Many of the ideas that follow will be possible within PhotoSounder itself, but I will
look at the techniques for image editing in Photoshop as it features some options that
are unavailable in PhotoSounder or other simpler editors.
However, a fundamental advantage to working within PhotoSounder is that you can
preview the changes in real time whereas any editing done after exporting to your
image editor will be done on visuals alone – you would have to re-save the image and
import it back in to PhotoSounder to hear the effects. As a result it can be easier to do
the simplest jobs in a spectral editing application, to consider PhotoSounder for more
complex jobs and then move to an external image editor only when absolutely
necessary.
The first thing that we need to get used to is the idea of “layers”. The benefit of using
layers is that each layer can serve as an adjustment to the original audio. With most
spectral editing software you work directly on the audio file so any changes you make
are applied to it. They can, of course, be undone but you work sequentially applying
one edit after another. You can step back through many levels of undo but you
couldn’t, for example, keep the actions that you carried out on steps 3, 4 and 6 but
lose what you did on steps 1, 2, 5 and 7. With layers in an image editor it is certainly
possible to do that. Each adjustment can exist on its own layer and then can be freely
shown, hidden or combined in numerous ways.
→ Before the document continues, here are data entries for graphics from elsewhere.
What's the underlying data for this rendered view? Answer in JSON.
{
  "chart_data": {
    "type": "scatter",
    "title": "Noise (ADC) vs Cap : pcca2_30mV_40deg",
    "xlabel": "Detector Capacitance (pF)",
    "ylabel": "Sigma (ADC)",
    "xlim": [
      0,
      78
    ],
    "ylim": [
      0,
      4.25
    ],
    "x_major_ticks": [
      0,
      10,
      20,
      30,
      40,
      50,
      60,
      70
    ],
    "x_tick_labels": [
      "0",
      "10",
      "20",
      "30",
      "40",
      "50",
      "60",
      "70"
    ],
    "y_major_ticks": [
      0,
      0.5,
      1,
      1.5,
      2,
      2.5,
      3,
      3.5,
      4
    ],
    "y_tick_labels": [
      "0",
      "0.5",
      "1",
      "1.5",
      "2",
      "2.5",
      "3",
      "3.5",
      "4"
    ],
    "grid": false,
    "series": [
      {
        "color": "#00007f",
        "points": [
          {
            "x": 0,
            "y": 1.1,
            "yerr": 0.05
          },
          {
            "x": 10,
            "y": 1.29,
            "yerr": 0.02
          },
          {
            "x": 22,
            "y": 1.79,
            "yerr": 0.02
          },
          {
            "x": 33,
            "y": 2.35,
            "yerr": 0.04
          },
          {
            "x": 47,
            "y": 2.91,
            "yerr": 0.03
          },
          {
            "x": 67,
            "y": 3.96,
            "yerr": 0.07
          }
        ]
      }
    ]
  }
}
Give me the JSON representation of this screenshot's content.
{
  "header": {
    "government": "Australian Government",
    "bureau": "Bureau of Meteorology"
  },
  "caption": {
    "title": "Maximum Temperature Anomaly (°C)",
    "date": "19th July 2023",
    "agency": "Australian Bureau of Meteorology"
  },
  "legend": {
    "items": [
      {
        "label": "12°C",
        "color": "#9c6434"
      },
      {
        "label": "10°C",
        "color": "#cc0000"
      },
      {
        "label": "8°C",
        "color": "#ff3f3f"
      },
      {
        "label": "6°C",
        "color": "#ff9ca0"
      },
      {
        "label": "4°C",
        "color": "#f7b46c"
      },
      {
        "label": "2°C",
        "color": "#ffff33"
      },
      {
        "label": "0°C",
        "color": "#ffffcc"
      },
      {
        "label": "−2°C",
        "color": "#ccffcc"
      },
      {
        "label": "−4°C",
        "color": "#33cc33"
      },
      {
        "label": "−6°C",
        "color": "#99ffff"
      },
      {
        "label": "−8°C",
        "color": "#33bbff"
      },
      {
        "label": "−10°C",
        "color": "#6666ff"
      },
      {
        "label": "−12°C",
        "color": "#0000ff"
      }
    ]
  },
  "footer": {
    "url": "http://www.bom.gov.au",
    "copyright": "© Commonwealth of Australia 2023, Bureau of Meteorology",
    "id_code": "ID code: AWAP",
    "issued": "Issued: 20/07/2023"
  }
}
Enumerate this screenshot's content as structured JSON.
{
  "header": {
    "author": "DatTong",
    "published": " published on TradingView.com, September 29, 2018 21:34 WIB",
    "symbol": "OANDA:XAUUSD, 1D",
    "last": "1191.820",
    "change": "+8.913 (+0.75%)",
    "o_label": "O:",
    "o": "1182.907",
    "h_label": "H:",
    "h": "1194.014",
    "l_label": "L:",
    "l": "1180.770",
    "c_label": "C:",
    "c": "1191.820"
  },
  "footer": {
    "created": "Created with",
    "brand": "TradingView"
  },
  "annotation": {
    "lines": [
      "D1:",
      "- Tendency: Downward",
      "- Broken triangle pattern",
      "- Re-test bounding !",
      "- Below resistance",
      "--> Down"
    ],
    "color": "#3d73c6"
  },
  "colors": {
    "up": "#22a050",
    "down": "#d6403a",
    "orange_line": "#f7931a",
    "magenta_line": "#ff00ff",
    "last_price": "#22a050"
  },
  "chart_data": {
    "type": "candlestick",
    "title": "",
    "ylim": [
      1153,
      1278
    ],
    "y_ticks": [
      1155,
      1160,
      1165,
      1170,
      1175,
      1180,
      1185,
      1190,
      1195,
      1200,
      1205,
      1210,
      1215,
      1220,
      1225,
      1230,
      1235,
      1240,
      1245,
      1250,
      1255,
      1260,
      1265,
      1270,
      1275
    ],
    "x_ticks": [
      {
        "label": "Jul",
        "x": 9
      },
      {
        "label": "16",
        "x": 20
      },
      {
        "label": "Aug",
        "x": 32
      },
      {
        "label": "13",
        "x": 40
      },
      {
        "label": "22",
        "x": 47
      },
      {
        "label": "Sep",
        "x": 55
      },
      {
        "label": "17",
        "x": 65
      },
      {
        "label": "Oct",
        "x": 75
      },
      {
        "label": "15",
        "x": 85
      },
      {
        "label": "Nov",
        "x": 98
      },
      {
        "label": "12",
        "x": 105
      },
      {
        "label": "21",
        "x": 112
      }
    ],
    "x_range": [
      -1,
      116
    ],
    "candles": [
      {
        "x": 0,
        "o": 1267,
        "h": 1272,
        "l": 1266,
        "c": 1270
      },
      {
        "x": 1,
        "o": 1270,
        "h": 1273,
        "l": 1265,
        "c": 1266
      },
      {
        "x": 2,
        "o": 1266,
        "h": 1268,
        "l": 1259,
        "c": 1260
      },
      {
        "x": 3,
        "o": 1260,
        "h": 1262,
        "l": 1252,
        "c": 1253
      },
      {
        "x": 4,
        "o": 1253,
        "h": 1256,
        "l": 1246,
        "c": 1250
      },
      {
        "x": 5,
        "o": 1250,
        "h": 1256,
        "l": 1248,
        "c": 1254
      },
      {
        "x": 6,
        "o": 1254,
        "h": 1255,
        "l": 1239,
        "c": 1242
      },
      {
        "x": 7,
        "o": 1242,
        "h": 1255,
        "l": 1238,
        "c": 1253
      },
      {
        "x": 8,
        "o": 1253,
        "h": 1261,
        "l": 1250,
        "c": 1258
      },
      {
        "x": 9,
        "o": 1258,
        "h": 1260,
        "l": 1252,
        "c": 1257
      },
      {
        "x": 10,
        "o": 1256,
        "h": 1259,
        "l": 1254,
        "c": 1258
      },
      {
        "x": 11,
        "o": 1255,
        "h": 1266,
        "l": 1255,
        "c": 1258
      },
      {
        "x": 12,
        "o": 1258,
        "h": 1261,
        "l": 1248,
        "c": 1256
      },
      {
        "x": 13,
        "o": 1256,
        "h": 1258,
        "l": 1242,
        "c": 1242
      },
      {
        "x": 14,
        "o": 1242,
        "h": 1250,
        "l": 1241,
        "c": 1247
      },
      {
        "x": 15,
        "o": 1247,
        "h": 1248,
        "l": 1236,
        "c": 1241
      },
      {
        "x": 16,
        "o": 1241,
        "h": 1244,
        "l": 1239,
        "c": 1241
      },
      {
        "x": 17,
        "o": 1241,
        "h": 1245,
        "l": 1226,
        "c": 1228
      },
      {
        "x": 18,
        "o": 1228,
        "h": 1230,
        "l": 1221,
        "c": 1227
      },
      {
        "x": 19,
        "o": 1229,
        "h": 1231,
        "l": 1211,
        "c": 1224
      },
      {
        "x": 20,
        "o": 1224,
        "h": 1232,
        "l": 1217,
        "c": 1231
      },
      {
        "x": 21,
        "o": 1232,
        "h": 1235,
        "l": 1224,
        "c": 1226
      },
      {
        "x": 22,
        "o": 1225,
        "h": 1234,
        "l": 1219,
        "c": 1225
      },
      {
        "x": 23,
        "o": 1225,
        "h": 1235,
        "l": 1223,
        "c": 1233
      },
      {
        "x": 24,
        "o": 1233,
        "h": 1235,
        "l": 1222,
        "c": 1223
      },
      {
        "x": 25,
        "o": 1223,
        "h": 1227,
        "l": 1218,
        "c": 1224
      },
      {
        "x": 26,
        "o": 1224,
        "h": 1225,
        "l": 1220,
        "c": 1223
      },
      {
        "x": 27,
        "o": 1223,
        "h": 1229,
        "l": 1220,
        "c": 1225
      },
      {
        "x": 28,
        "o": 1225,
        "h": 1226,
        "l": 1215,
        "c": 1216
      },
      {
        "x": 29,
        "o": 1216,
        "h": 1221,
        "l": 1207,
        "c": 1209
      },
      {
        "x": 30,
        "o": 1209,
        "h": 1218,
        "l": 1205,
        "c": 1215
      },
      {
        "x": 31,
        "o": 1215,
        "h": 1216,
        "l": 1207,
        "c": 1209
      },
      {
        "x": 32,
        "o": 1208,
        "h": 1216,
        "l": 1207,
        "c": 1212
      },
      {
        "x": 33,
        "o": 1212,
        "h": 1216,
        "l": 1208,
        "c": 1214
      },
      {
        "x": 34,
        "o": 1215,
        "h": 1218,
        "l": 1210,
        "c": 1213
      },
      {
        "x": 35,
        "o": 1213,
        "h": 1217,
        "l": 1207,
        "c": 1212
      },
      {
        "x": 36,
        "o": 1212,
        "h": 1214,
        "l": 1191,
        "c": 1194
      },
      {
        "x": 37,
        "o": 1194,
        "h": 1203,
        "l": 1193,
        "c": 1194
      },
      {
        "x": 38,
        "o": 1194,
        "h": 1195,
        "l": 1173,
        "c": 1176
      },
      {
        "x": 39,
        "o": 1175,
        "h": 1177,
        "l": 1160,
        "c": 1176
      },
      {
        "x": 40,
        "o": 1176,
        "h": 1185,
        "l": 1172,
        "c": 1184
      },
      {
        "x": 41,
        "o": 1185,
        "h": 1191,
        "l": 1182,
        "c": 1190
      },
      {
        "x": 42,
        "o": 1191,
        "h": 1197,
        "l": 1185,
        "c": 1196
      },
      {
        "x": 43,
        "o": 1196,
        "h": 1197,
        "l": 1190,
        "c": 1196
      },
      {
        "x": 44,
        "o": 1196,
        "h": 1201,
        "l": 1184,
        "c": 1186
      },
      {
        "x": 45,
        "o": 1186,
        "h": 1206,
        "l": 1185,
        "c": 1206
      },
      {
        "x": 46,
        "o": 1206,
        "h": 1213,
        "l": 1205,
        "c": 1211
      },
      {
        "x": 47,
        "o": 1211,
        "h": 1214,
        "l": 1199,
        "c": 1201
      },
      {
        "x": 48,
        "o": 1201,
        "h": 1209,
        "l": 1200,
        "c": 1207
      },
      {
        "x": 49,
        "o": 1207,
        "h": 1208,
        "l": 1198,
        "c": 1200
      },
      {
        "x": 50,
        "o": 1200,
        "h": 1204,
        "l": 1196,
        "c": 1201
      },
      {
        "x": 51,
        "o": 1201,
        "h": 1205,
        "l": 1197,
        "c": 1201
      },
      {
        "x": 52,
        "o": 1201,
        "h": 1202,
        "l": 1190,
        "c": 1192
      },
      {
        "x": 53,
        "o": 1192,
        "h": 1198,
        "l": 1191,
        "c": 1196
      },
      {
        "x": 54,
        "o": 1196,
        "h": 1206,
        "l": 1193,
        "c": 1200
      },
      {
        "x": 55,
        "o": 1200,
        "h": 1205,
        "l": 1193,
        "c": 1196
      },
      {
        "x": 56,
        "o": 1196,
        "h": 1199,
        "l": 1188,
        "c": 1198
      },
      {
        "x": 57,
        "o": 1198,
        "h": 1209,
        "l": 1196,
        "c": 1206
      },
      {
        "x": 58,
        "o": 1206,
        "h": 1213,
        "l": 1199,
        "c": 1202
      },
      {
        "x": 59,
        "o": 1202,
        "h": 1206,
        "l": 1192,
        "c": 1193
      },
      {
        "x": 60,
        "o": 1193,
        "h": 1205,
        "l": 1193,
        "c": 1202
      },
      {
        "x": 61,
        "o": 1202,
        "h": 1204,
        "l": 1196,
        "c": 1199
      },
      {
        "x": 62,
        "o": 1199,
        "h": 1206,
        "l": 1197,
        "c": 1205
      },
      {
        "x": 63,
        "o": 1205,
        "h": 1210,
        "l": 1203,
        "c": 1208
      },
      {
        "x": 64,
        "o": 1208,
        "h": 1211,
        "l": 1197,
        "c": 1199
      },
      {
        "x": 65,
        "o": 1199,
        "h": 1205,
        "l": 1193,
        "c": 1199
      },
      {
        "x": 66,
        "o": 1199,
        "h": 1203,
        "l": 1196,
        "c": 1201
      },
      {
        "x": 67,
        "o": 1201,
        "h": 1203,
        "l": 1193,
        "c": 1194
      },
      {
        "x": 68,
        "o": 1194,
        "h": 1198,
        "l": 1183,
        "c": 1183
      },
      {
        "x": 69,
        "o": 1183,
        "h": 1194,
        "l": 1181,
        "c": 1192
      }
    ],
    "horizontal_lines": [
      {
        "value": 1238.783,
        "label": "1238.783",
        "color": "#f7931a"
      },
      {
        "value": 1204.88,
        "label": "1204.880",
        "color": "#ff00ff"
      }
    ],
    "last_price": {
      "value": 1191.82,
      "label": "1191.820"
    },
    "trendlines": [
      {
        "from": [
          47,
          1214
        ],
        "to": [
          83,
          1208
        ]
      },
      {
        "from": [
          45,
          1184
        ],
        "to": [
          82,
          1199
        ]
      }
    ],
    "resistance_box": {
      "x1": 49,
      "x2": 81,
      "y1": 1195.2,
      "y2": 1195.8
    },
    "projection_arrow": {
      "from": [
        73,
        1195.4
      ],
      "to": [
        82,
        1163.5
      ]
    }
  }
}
The next things to consider are the tools used to make the selections. In the previous
chapter I stated that many of the selection tools used in spectral editing applications
were in some ways a subset of those used in image editing and taking a look at the
extended options available in your image editor. The “lasso” tool in a spectral editor
is very useful for highlighting irregularly shaped selections, but an image editor may
well have a “magnetic lasso” tool that will try to detect obviously visible “edges” and
automatically jump to and follow them. In certain situations this could be helpful for
making sure your selection is as “tight” as possible. In addition to the rectangular
selection tools, most image editors also offer circular/oval selection tools as well,
which might prove very useful in some situations. Finally, many image editors allow
you to save selection areas as “masks”, which means that you can load them at any
point and you will be guaranteed to have the same selection area – even if you choose
to go back and apply additional processing and adjustments to a particular area after
you have deselected it.
One other option which can be very useful is the ability to control the size, shape and
softness of the brush tool. While a round brush will probably be the most useful, there
might be times when a differently shaped brush will serve your purposes better. And
the softness parameter will change the brush from a hard edge to a very soft, blurred
edge. If we use blurred-edge brushes in our adjustment layers then it will graduate the
effect of whatever the layer is doing from the edges of the blur to the solid centre of
the brush. Once again it is a subtle difference but it can be helpful if a particular
unwieldy edit is needed.
Once we have used the expanded range of tools to create our selection it is time to
actually do something useful with it. For each new adjustment (or collection of similar
adjustments, perhaps) we would create a new layer and then set it up to carry out the
task we want. Many of the tasks we looked at in the last chapter have direct
equivalents in image editing in this way so we will quickly look at the ways we can
achieve the same results here before moving on to look at some things that aren’t
achievable in a spectral editor (yet).
Attenuation is a very simple task to achieve in an image editor. All we need to do is
remember that brightness is the image processing (and spectral editing) equivalent of
amplitude so attenuation is achieved by decreasing the brightness. If we make our
selection (or load a previously saved one) and then create a brightness adjustment
layer in our image editor we can then increase or decrease the brightness (amplitude)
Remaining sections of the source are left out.